Эта статья была сильно искажена цензурою. Она занимает важнейшее место в истории борьбы Белинского с реакционно-дворянским лагерем. «Ответ «Москвитянину» направлен против статьи славянофила Ю. Самарина «О мнениях «Современника» исторических и литературных» («Москвитянин», 1847, ч. 2). Белинский писал 20 ноября 1847 г. Анненкову: «Самарин тиснул в «Москвитянине» статью (весьма пошлую и подлую) о «Современнике»; мне надо было отвечать ему». Самарин в своей статье безрезультатно пытался доказать, что Гоголь не имеет ничего общего с писателями так называемой «натуральной школы», а «натуральная школа» не имеет никаких связей вообще с предшествующим развитием русской литературы. Еще в 1846 г. один из главарей славянофильства А. С. Хомяков писал в «Московском сборнике», что Гоголь увлек подражателей на ложный путь обличения чиновничества. «Едва ли не Гоголь подал этот соблазнительный пример, за которым все последовали со всевозможным усердием», — замечает он и добавляет, что «пошлость подражания» доказывает, что они не поняли нравственного смысла произведений Гоголя, заключающегося в том, что Гоголь якобы не нападает на существо бюрократической системы, на ее высших представителей. «Глядя с этой точки зрения, можно понять всю нравственную истину Гоголя и всю глубокость его хотя добродушной и беспечной иронии и всю незаконность и слабость его подражателей». А. Хомяков, таким образом, снова возрождает реакционную идейку о «безвредном» смехе Гоголя, в отличие от писателей гоголевской школы, «воспитанных чужеземною образованностаю» (Полное собрание сочинений А. С. Хомякова, т.

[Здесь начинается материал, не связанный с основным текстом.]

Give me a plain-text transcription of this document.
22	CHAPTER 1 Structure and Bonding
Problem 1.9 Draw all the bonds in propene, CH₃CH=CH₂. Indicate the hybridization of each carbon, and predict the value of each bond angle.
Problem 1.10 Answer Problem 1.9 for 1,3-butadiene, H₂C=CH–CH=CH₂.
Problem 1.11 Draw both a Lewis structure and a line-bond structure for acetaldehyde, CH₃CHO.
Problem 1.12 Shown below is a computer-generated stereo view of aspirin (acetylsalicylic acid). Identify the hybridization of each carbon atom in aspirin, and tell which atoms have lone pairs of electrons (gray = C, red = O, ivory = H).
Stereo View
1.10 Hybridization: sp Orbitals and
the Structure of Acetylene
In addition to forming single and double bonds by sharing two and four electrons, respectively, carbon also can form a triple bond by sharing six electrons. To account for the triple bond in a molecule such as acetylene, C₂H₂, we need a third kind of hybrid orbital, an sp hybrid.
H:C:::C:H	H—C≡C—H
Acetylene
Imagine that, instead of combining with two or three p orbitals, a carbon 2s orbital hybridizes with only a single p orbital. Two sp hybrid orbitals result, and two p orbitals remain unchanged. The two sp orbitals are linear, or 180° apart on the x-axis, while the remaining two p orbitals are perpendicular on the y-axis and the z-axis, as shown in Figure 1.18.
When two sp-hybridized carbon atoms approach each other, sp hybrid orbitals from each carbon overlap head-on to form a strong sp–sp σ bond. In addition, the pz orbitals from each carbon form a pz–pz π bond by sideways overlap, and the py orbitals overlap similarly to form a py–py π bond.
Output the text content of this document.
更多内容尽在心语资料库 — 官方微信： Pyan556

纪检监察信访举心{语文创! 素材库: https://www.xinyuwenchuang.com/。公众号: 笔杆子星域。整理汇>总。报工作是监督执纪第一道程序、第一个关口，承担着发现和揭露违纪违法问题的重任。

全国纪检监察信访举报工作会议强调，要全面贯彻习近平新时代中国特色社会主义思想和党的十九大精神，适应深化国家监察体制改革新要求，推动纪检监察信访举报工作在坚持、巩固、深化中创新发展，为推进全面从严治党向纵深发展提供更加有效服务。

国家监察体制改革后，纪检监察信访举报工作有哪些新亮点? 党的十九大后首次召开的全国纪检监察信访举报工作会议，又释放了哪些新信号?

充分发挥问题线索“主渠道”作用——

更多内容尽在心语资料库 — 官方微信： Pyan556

I, 1878, стр. 62–64). Весь реакционный лагерь пытался в том же плане присвоить Гоголя. Так, известный сенатор К. Лебедев в своем дневнике отмечал, что он любит Гоголя, но ненавидит его последователей («Русский архив», 1902). Белинский в своем памфлете блистательно вскрыл реакционную сущность высказываний Самарина и показал родство Гоголя и последующей гоголевской школы, т. е. Герцена, Некрасова, И. Панаева и др.
304
Речь идет о Булгарине, Грече и им подобных.
305
Здесь упоминаются персонажи романа Булгарина «Иван Выжигин».